Iran’s President Mahmoud Ahmadinejad has said that as historic neighbors, Iran and Russia cannot be enemies, underlining existing good relations between the two nations and urging expansion of ties to the highest level.
Addressing Iranian families residing in the Russian capital, Moscow, Monday night, President Ahmadinejad said, “The friendship between the two countries is certainly beneficial to both nations as well as all regional nations and thus these friendly ties must strengthen.”
“Fortunately,” the Iranian president reiterated, “the Russian president also pursues a similar approach.”
“Of course, such ties have their enemies too, since hegemonic powers can never tolerate friendship between two countries and two nations; in fact, they always want to remain the chief of the world,” Ahmadinejad stated.
The head of Iran’s executive branch further emphasized on the need to build the Islamic Republic in all fields and turning it into a “global model,” describing the task as “public duty” and clarifying that the process will likely involve a lot of controversies since “there is a small group that always wants to impart their problems to the human society in efforts to achieve their objectives.”
Describing the pace of Iran’s progress as “very good,” President Ahmadinejad went on to note that today the Islamic Republic has done great things and “accomplished high advancements.”
He also stressed that the common goal of the Iranian nation must never be forgotten, adding that we must “aim for highest peaks” and put the latest knowledge and advancements in the world at the service of our country.
During his speech President Ahmadinejad further pointed to the fact that over half of the world’s population live in poverty, saying that when there is no justice, many human capacities will fail to flourish “since justice is the basis of human development [and] justice is the common aim of divine prophets.”

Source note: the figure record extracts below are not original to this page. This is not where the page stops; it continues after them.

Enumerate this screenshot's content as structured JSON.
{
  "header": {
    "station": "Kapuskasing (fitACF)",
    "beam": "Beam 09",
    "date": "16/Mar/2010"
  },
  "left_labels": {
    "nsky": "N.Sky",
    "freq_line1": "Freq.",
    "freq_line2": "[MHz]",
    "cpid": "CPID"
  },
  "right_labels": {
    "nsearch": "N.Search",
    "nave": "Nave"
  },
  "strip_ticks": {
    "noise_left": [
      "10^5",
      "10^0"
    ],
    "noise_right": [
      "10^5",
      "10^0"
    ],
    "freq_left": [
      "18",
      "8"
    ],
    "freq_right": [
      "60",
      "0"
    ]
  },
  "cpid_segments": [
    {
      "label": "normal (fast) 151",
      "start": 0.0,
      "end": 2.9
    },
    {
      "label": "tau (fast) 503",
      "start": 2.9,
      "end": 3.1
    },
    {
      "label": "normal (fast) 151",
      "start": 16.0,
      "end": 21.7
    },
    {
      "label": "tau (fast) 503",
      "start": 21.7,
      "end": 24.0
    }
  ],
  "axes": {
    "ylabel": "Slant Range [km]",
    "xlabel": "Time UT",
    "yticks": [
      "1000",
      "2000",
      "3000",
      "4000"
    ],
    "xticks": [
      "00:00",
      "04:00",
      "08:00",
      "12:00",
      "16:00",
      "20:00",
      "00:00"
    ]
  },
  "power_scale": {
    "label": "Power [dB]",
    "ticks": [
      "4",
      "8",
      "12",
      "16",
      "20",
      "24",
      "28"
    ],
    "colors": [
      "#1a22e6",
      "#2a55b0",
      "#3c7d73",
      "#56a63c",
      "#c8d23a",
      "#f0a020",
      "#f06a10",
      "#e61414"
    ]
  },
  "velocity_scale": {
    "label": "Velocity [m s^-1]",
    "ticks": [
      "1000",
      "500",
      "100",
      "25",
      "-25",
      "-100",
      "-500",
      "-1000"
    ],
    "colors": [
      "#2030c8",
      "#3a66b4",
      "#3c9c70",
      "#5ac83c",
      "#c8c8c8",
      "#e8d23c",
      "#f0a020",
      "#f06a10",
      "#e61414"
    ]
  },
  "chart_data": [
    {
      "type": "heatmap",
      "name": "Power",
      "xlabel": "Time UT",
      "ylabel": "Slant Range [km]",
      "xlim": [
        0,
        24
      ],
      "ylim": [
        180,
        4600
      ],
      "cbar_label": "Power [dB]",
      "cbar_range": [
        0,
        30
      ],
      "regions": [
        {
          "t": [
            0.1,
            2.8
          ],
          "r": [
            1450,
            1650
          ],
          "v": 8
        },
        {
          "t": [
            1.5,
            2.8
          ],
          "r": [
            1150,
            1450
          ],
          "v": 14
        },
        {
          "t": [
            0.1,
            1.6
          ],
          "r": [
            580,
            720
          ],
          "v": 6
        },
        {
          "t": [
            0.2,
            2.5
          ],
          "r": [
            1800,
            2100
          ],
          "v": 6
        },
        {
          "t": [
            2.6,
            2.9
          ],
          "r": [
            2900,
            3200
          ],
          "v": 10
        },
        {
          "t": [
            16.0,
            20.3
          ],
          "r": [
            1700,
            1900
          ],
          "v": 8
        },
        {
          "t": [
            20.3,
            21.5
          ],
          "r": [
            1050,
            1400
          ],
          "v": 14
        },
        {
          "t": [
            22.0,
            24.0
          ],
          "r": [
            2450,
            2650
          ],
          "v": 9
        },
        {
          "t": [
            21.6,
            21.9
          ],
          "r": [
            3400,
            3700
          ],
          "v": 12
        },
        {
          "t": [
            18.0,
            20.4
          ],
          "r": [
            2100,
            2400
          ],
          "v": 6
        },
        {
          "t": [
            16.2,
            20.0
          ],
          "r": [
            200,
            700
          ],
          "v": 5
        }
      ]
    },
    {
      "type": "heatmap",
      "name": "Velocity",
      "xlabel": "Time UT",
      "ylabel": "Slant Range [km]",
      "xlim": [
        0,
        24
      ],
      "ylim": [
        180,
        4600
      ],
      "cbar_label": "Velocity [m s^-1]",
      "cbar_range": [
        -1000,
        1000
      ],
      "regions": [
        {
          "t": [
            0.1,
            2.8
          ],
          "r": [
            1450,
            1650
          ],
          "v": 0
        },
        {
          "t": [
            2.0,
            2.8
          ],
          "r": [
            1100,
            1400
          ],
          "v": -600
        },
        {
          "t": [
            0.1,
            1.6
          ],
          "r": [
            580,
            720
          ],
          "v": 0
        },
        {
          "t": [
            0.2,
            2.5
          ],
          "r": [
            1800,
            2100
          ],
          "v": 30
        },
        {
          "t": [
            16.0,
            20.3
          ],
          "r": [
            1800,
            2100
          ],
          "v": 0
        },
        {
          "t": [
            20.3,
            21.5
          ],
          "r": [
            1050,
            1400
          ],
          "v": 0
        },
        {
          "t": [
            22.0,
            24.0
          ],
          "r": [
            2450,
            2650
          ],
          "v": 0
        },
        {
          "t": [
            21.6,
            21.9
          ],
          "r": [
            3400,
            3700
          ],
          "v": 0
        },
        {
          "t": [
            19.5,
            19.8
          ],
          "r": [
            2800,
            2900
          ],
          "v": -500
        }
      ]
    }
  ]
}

The Iranian president arrived in Moscow on Monday to partake in the 2nd GECF summit and hold talks with foreign counterparts including Russian President Vladimir Putin.
The GECF, whose first ministerial meeting was held in Tehran in May 2001, is an intergovernmental organization comprising 13 of the world’s leading natural gas producers, namely Algeria, Bolivia, Egypt, Equatorial Guinea, Iran, Libya, Nigeria, Oman, Qatar, Russia, Trinidad and Tobago, the United Arab Emirates and Venezuela. The observer states include Kazakhstan, Iraq, the Netherlands and Norway.
GECF’s potential rests on the enormous natural gas reserves of its member countries, which account for some 62 percent of the world’s proven natural gas deposits.